Use JavaScript to condense HTML markup and remove extra space

This technique is a little bizarre and probably doesn't have many direct applications. I'm going to share it because it lets me talk about regular expressions, and it's food for thought about other ways to use them.

The problem

We have a DOM element that we want to serialize (basically, we want to store it as a string). The problem is, there is a ton of extra white space in the element's HTML markup. If we stored that white space in a JavaScript variable we would be wasting resources. If we have to store many elements like this, the problem is even bigger!

We need a way to remove space from a string, but not just any space. We only want to remove white space characters that occur between HTML elements.

<p>We want to keep all space between these words.</p>
ā€‹
<p>We want to remove the blank line above this paragraph.</p>
ā€‹
<span>Also, </span>          <span>the space between these two spans</span>

A simple solution

Here's the answer:

function condenseHTML(elem) {
    const html = elem.outerHTML
    const condensedHtml = html.replace(/>\s+</g, '><')
    return condensedHtml
}

Let's walk through this:

  • Our function accepts a single argument: an HTMLElement.
  • We then get the HTML that represents this element and its children using the element's outerHTML property.
  • Next, we use a regular expression to execute a search and replace operation.

Let's talk about that regular expression:

  • The regular expression looks for one or more white space characters (\s matches white space characters, + matches one or more).
  • Specifically, we are looking for white space between > and < characters. In other words, white space that appears after the end of one HTML element and before the beginning of the next. Notice that we are matching the > and < as well.
  • Also notice that the regular expression has the g flag at the end, which stands for "global". This means it can find multiple matches in the same string.
  • We will then replace all the matches by using the string's replace method.

Since our regular expression matched the > and < characters, they will also be replaced. That's why we are replacing each individual match with ><, as otherwise the angular brackets would be lost. Now the HTML elements remain valid but there will no longer be space between them.

Caveats

This approach isn't perfect. Technically, we are removing space between elements that really should be there. See this example:

<span>We still need</span>         <span>space here.</span>

The space between these two spans will all be removed, which means the words "need" and "space" will be smashed together when viewed in the browser. To be extra safe, our solution could replace multiple spaces with a single space instead of replacing them all with no spaces.

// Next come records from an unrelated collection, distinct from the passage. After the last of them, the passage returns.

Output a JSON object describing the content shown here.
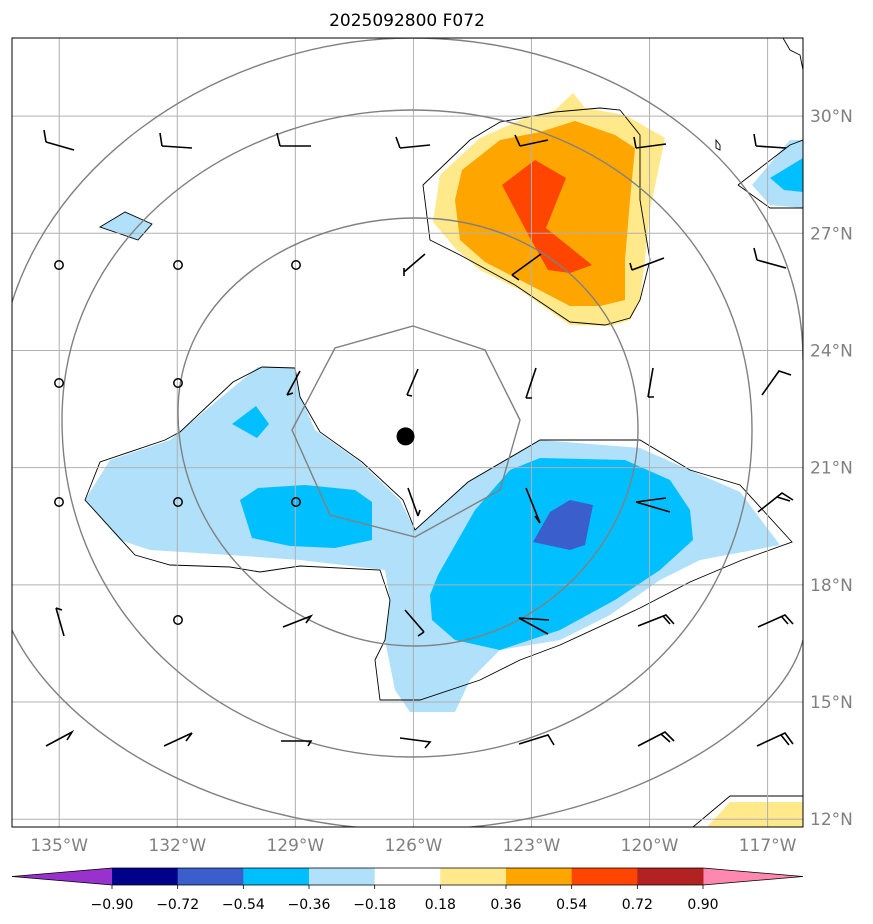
{
  "title": "2025092800 F072",
  "map": {
    "lon_range": [
      -136.2,
      -116.1
    ],
    "lat_range": [
      11.8,
      32.0
    ],
    "lon_ticks": [
      {
        "value": -135,
        "label": "135°W"
      },
      {
        "value": -132,
        "label": "132°W"
      },
      {
        "value": -129,
        "label": "129°W"
      },
      {
        "value": -126,
        "label": "126°W"
      },
      {
        "value": -123,
        "label": "123°W"
      },
      {
        "value": -120,
        "label": "120°W"
      },
      {
        "value": -117,
        "label": "117°W"
      }
    ],
    "lat_ticks": [
      {
        "value": 30,
        "label": "30°N"
      },
      {
        "value": 27,
        "label": "27°N"
      },
      {
        "value": 24,
        "label": "24°N"
      },
      {
        "value": 21,
        "label": "21°N"
      },
      {
        "value": 18,
        "label": "18°N"
      },
      {
        "value": 15,
        "label": "15°N"
      },
      {
        "value": 12,
        "label": "12°N"
      }
    ],
    "gridlines": true,
    "storm_center": {
      "lon": -126.2,
      "lat": 21.8
    },
    "range_rings": true
  },
  "colorbar": {
    "ticks": [
      "−0.90",
      "−0.72",
      "−0.54",
      "−0.36",
      "−0.18",
      "0.18",
      "0.36",
      "0.54",
      "0.72",
      "0.90"
    ],
    "under_color": "#9932cc",
    "over_color": "#ff88b0",
    "colors": [
      "#00008b",
      "#3a5fcd",
      "#00bfff",
      "#b0e0fa",
      "#ffffff",
      "#ffe98a",
      "#ffa500",
      "#ff4500",
      "#b22222"
    ]
  },
  "colors": {
    "light_blue": "#b0e0fa",
    "blue": "#00bfff",
    "royal_blue": "#3a5fcd",
    "light_yellow": "#ffe98a",
    "orange": "#ffa500",
    "red_orange": "#ff4500",
    "ring": "#808080",
    "grid": "#b0b0b0"
  }
}
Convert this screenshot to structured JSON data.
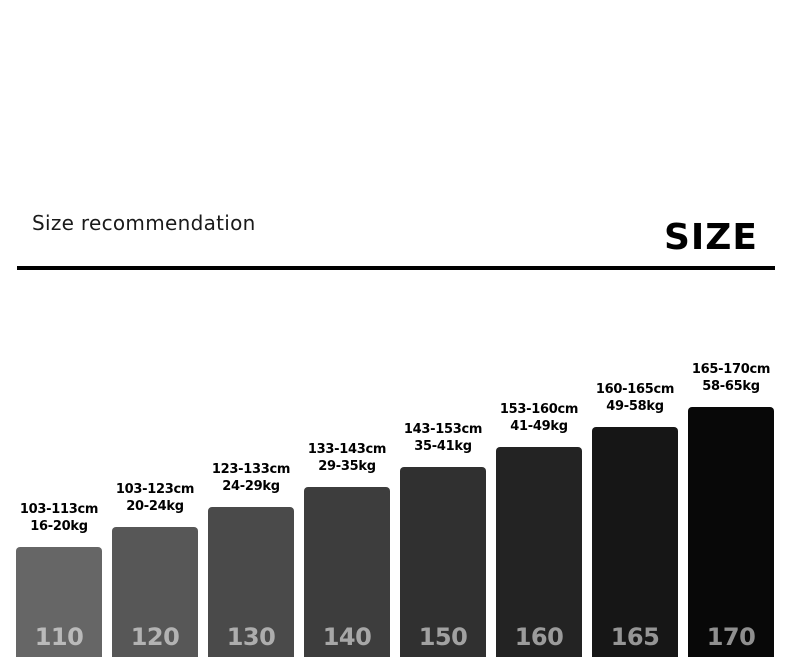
{
  "header": {
    "subtitle": "Size recommendation",
    "title": "SIZE"
  },
  "chart_data": {
    "type": "bar",
    "categories": [
      "110",
      "120",
      "130",
      "140",
      "150",
      "160",
      "165",
      "170"
    ],
    "series": [
      {
        "values": [
          110,
          120,
          130,
          140,
          150,
          160,
          165,
          170
        ],
        "colors": [
          "#666666",
          "#575757",
          "#4a4a4a",
          "#3d3d3d",
          "#303030",
          "#232323",
          "#161616",
          "#080808"
        ]
      }
    ],
    "height_labels": [
      "103-113cm",
      "103-123cm",
      "123-133cm",
      "133-143cm",
      "143-153cm",
      "153-160cm",
      "160-165cm",
      "165-170cm"
    ],
    "weight_labels": [
      "16-20kg",
      "20-24kg",
      "24-29kg",
      "29-35kg",
      "35-41kg",
      "41-49kg",
      "49-58kg",
      "58-65kg"
    ],
    "title": "",
    "xlabel": "",
    "ylabel": ""
  }
}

Remember that in HTML, multiple spaces usually condense down to a single visual space (unless the element's style has white-space set to pre, pre-wrap, or break-spaces).

Extended learning

If you'd like to get more practice using regular expressions, I recommend checking out regex101.com.

If you're interested in further optimizing HTML serialization, try using a DOMParser to parse the HTML source into a live Document. You can then use the context of each Element and Text node to determine which spaces are safe to remove.